Çünkü, Nilüfer’i garanti gören CHP’de şimdiye kadar büyükşehir belediye başkanlığı için herhangi bir aday adaylığı başvurusu yapılmadı. Sadece başkanlık için değil, belediye meclis üyelikleri için bile yeterli sayıda başvuru yapılmadığı için aday listelerinin atama yoluyla yapılmasına karar verilmiş.
CHP’ye yakın kaynaklar, Bursa’da AKP’nin adayına göre plan program hazırlamışlar. Yol haritalarını böyle çizmişler. Ak Parti Büyükşehir Belediyesine farklı bir aday gösterirse Mustafa Bozbey Büyükşehir’e aday gösterilecek. Yoksa, yerinde kalması yolunda görüş hakim olmuş. Yapılan planın özeti buymuş….
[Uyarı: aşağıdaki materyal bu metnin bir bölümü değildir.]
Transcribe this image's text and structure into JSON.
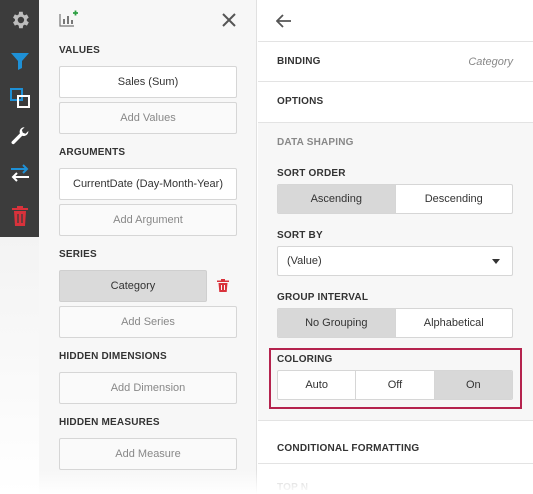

Bu karar genel merkeze bildirilmiş.
Hatta, Nilüfer ilçesinde iki ayrı aday adayının olduğunun genel merkez tarafından örgüte söylenmesine karşın, “CHP Nilüfer’de seçimleri sadece Mustafa Bozbey ile kazanır. Bozbey olmazsa seçim kazanılmaz” imajı verilmiş. Bu durum, siyasi partinin önüne geçen ve adayın, CHP’den daha güçlü olduğuna dair yorumlara yol açmış Ankara’da.
Genel Merkez, hem Büyükşehir hem de Nilüfer için ayrı bir çalışma yapmış.
Bu çalışma ile ilgili iddialar muhtelif. Büyükşehir için kırsal kesimlerde ve Nilüfer dışındaki diğer ilçelerde Mustafa Bozbey isminin tanınmadığı ve oy verilmesiyle ilgili beklenenin çok altında bir tahminlere ulaşılmış. Bu incelemelerde, Büyükşehir adaylığı konusunda Turhan Tayan birinci, Kemal Demirel ise ikinci sırada yer almış.
Milletvekili olmanın ayrı bir avantajı var tabi…
Nilüfer’de ise, parti içindeki muhaliflerin yüzde 35 gibi azımsanmayacak bir şekilde değişim istemeleri de dikkat çekmiş.
İşte bu yüzden, Mustafa Bozbey’in, Nilüfer ilçesinde aday adayı olması istenmiş. Birde Prof. Dr. Hasan Ertürk’ün de bu ilçede aday adayı olduğuna dikkat çekilmiş.
Hatta, parti içindeki muhaliflerin seçimlerde sandığa gitmeyerek veya boş kullanarak yada bir başka partiye tepki oyları vererek ilçede CHP’nin seçimleri kaybedebileceğine dair uyarılar yapılmış.
Hasan Hoca’ya Büyükşehir adaylığı teklifi
CHP içinde ortaya çıkan bu tablo, sanırım çok tartışılacak. Bazıları ise “yok böyle bir şey” diye konuşacak. Bazıları da ortaya atılan bu iddiaların kafaların karıştırılması için uydurulmuş sanal olaylar olduğunu söyleyebilir.
Bunlar, kişilere göre değişir.
Gerçek şu ki, CHP Bursa örgütünden Nilüfer Belediye Başkan aday adaylığı için istifa eden ve resmi başvurusunu yapan Prof. Dr. Hasan Ertürk hocaya bazı parti yöneticileri, “Hocam, Nilüfer’den vaz geç. Büyükşehir’e talip ol” diye telkinlerde bulunmaya başlamışlar.
Aslında, bu telkinlerin geriye dönük bildirimleri de var. Ramazan Bayramı öncesinde de böyle tekliflerin yapıldığı kulağımıza gelmişti.
Hasan Hoca, yıllarca Bursa’da eğitim camiasında görev yaptı. Akademik çevrede sevilen sayılan bir kişi. Sivil Toplum kuruluşlarındaki çalışmalarıyla da halk tarafından tanınan ve bilinen birisi.
Fakat, yakın çevresine söylediklerine göre, “Nilüfer için istifa ettim. Nilüfer’e adayım. Nilüfer olmazsa ben başka koltuk için yokum.” Diyor.
Önümüzdeki günler neler gösterir bilemem ama, belki de bu tür baskılar üzerine Hasan Hoca aday adaylığını geri çekebilir…. Siyaset bu, bir dakika bile çok uzun bir süre. Sonucu hiç belli olmaz.
CHP de şimdi, yeni bir yol haritası hazırlamaya çabalıyor.